Corría el año 1999 y Sergio Ramírez Mercado, el escritor nicaragüense nacido en Masatepe, que ha hecho lo particular universal, presentaría su novela “Margarita está linda la mar” en el Centro Español, situado en emblemático Paseo General Escalón de San Salvador. Escogencia premonitoria, porque ese Centro fundado en 1891 por un grupo de peninsulares llegados a estas tierras en busca de paz y estabilidad, como centro de beneficencia para apoyar y guiar a otros connacionales que pudieran inmigrar, y lugar de encuentro para charlas, juegos de cartas y degustación, un siglo después recibiría a quien sería laureado con el Premio Cervantes 2.017, máximo galardón literario de la lengua española.

Y desde ese entonces hasta el presente sus novelas, artículos, ensayos y cuentos han enriquecido el acervo cultural no solo de la América hispana sino de la lengua española, tal como hiciere en el pasado su coterráneo Félix Rubén García Sarmiento, Rubén Darío, padre del modernismo literario; quién igualmente gozó del afecto y la protección salvadoreña donde llegó a dirigió el diario La Unión, contrajo matrimonio, y siguió volando hacia la inmortalidad, quizá junto a los acordes de la guitarra de Mangoré, ese ilustre paraguayo cuyo corazón reposa en San Salvador.

El hecho es que, por algún motivo, un par de semanas antes del acto, me propusieron que asumiera la presentación del escritor y de su última novela (Premio Alfaguara 1.998). Fue un acto muy concurrido y emotivo, dada la admiración y cariño que siente ese país por el autor nicaragüense.

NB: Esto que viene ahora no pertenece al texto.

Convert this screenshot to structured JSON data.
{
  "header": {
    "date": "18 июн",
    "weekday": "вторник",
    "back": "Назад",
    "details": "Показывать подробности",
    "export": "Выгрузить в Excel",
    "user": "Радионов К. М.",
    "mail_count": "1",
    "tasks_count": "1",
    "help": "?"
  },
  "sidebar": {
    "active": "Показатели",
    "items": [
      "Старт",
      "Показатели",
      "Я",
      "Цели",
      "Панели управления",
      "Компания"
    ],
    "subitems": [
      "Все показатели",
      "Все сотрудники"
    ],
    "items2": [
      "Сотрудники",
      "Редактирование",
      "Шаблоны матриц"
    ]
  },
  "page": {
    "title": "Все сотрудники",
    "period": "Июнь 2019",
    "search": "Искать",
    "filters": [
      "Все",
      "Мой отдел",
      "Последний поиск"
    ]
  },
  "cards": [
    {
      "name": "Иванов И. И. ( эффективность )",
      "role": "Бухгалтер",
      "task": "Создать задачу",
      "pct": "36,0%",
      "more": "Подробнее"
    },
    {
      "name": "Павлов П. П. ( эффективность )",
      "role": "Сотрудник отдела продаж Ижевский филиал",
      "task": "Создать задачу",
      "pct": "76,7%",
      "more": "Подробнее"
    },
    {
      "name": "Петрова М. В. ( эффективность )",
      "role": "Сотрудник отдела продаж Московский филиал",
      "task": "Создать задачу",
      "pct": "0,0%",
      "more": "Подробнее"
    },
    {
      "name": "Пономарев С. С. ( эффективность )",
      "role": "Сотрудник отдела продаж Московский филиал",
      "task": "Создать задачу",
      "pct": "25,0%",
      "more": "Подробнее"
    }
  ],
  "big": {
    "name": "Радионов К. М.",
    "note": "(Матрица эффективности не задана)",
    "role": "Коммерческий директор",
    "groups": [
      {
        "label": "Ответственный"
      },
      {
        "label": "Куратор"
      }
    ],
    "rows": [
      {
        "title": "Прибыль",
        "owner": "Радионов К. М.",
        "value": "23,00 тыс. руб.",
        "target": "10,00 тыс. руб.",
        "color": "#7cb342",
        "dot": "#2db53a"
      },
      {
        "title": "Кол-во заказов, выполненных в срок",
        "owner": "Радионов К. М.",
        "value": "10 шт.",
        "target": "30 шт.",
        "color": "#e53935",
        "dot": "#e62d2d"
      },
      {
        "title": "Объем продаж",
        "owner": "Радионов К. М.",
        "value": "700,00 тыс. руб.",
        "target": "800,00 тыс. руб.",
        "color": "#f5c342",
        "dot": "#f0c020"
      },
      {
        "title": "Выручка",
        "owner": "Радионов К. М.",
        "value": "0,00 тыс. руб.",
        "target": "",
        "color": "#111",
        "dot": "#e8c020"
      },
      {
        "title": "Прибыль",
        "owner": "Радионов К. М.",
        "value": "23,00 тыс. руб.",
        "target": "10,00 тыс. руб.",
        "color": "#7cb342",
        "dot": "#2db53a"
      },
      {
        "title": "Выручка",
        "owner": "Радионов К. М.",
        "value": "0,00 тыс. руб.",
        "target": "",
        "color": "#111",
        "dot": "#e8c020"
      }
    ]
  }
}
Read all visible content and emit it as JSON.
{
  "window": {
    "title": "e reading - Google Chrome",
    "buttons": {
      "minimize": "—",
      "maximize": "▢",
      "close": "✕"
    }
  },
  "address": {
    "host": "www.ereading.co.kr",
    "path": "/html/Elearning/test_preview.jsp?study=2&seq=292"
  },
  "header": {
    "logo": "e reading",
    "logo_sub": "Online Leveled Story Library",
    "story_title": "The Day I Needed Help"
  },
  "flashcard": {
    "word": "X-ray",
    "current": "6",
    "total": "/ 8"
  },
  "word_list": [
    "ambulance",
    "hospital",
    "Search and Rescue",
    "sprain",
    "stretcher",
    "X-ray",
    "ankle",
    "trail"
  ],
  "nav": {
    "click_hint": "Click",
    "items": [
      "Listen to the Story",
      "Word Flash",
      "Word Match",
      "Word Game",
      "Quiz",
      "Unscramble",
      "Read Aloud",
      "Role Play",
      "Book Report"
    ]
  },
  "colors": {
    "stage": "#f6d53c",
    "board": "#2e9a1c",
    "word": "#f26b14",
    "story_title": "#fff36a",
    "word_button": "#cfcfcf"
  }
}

Al finalizar hubo un pequeño cóctel, y luego de los saludos y felicitaciones de rigor, Sergio hizo un aparte y me comentó: “ Por ahí me llamaron de Caracas, para que firmara una carta de apoyo a Chávez. Me tuve que excusar por dos razones, la primera es que Carlos Andrés fue muy solidario en nuestra lucha por el derrocamiento de Somoza, y hay que ser agradecido; y la segunda, es que desconfío de las buenas intensiones de los militares latinoamericanos, en el gobierno.

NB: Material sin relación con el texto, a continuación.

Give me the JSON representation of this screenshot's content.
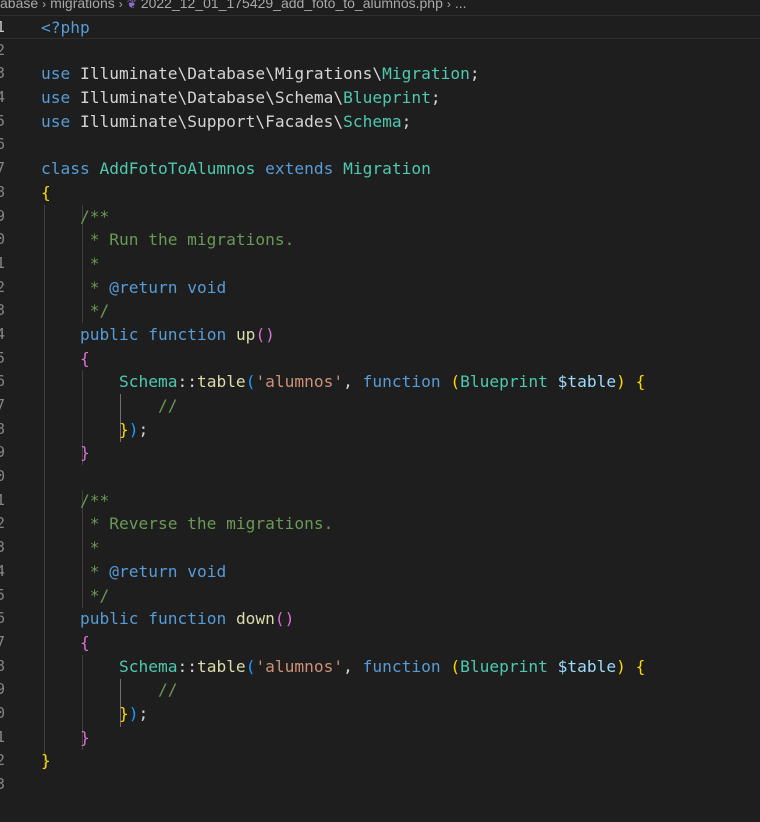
{
  "breadcrumb": {
    "segments": [
      "abase",
      "migrations"
    ],
    "file": "2022_12_01_175429_add_foto_to_alumnos.php",
    "more": "..."
  },
  "editor": {
    "language": "php",
    "line_numbers": [
      "1",
      "2",
      "3",
      "4",
      "5",
      "6",
      "7",
      "8",
      "9",
      "0",
      "1",
      "2",
      "3",
      "4",
      "5",
      "6",
      "7",
      "8",
      "9",
      "0",
      "1",
      "2",
      "3",
      "4",
      "5",
      "6",
      "7",
      "8",
      "9",
      "0",
      "1",
      "2",
      "3"
    ],
    "code": {
      "open_tag": "<?php",
      "use": "use",
      "use1_path": "Illuminate\\Database\\Migrations\\",
      "use1_cls": "Migration",
      "use2_path": "Illuminate\\Database\\Schema\\",
      "use2_cls": "Blueprint",
      "use3_path": "Illuminate\\Support\\Facades\\",
      "use3_cls": "Schema",
      "class_kw": "class",
      "class_name": "AddFotoToAlumnos",
      "extends_kw": "extends",
      "parent": "Migration",
      "doc_open": "/**",
      "doc_up": " * Run the migrations.",
      "doc_star": " *",
      "doc_return_prefix": " * ",
      "doc_return_tag": "@return",
      "doc_return_type": "void",
      "doc_close": " */",
      "public_kw": "public",
      "function_kw": "function",
      "up_name": "up",
      "schema": "Schema",
      "table_method": "table",
      "table_name": "'alumnos'",
      "blueprint": "Blueprint",
      "table_var": "$table",
      "comment": "//",
      "doc_down": " * Reverse the migrations.",
      "down_name": "down"
    }
  }
}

Esta pequeña anécdota evidencia el talante personal, la bizarría de un hombre honorable comprometido con el deber ser y la dignidad humana, en los hechos y en la palabra. Fue perseguido por Somoza, se convirtió en una especie denunciante internacional de los crímenes del dictador, militó en el Frente Sandinista y lo abandonó, cuando Daniel Ortega y su grupo intolerante aspiró de nuevo al poder.

Ortega y su cónyuge Rosario Murillo (condecorada por Vladimir Putin con la Orden de la Amistad, en 2.019), se han convertido en el azote de su propio pueblo, y han construido una poderosa estructura económica familiar que va desde hoteles hasta estaciones de servicio y medios de comunicación. Una vez que decidieron ignorar las leyes, las formas y el decoro, se dedicaron a perseguir estudiantes, empresarios, académicos, sacerdotes, políticos, y en particular a precandidatos presidenciales, todos ellos en prisión, incomunicados y enjuiciados.

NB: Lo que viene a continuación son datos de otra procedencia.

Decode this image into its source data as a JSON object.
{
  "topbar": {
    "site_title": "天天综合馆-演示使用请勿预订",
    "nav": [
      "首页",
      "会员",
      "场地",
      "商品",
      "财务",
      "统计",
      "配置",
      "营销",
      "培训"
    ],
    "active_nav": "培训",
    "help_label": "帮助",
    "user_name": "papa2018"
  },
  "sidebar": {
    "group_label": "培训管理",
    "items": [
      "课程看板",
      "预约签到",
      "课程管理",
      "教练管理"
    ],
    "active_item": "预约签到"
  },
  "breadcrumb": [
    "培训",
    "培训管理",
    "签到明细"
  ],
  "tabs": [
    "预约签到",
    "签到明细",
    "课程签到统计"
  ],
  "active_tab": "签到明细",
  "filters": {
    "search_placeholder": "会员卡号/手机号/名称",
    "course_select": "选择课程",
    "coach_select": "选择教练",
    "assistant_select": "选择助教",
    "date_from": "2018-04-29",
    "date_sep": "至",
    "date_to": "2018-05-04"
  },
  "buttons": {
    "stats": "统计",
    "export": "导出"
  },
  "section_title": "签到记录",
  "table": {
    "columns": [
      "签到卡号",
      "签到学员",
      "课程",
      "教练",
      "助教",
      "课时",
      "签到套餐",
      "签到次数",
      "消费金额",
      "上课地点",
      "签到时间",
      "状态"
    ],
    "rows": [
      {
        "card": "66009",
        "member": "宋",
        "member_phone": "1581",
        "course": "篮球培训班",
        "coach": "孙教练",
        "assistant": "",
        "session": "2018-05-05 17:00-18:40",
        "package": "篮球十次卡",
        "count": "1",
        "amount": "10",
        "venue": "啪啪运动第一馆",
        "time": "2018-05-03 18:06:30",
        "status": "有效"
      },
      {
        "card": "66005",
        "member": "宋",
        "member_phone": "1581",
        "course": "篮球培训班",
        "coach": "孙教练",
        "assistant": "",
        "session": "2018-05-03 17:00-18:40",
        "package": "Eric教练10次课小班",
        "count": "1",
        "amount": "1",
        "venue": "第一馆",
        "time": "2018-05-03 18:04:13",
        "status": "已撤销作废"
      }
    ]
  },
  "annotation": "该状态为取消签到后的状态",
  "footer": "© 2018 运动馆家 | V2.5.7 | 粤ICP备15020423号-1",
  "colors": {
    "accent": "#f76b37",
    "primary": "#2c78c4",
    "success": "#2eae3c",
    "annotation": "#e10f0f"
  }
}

Se iniciaron con los Chamorro Barrios, tres hijos de doña Violeta, dos en prisión y uno exiliado, acusados de traición y lavado de dinero. Se explica, dos veces derrotado por dos mujeres, la madre y la hija, va más allá de cualquier entendimiento; un sortilegio imposible de superar le diría la “Chayo” a su marido, luego de tirar los caracoles.

Algo tienen contra la cultura. Los hermanos Mejía Godoy, aquellos del Cristo de Palacagüina, Pobre la María, Nicaragua, Nicaragüita que convocaron más simpatías por la revolución sandinista que cien discursos de Ortega, hoy están en el exilio como Gioconda Belli; a Ernesto Cardenal, sí, el mismo que fue regañado por Paulo VI, le quitaron hasta Solentiname, demandaron y amenazaron con cárcel. Y leemos con estupor que a Sergio Ramírez, hoy en el exilio, quien junto a Vargas Llosa y Pérez-Reverte, son en la actualidad los escritores más universales y representativos de la lengua castellana, le allanaron su vivienda y dictaron auto de detención por “incitar al odio y lavado de dinero”. ¡Vaya despropósito!

Sergio Ramírez no se inmuta, sabe que ese auto de detención no es contra el político, que no lo es, sino contra el escritor, contra la palabra que no se puede encerrar; sabe igualmente, como afirma con un dejo de nostalgia adelantada, que a sus 79 años “regresar, significaría la muerte”.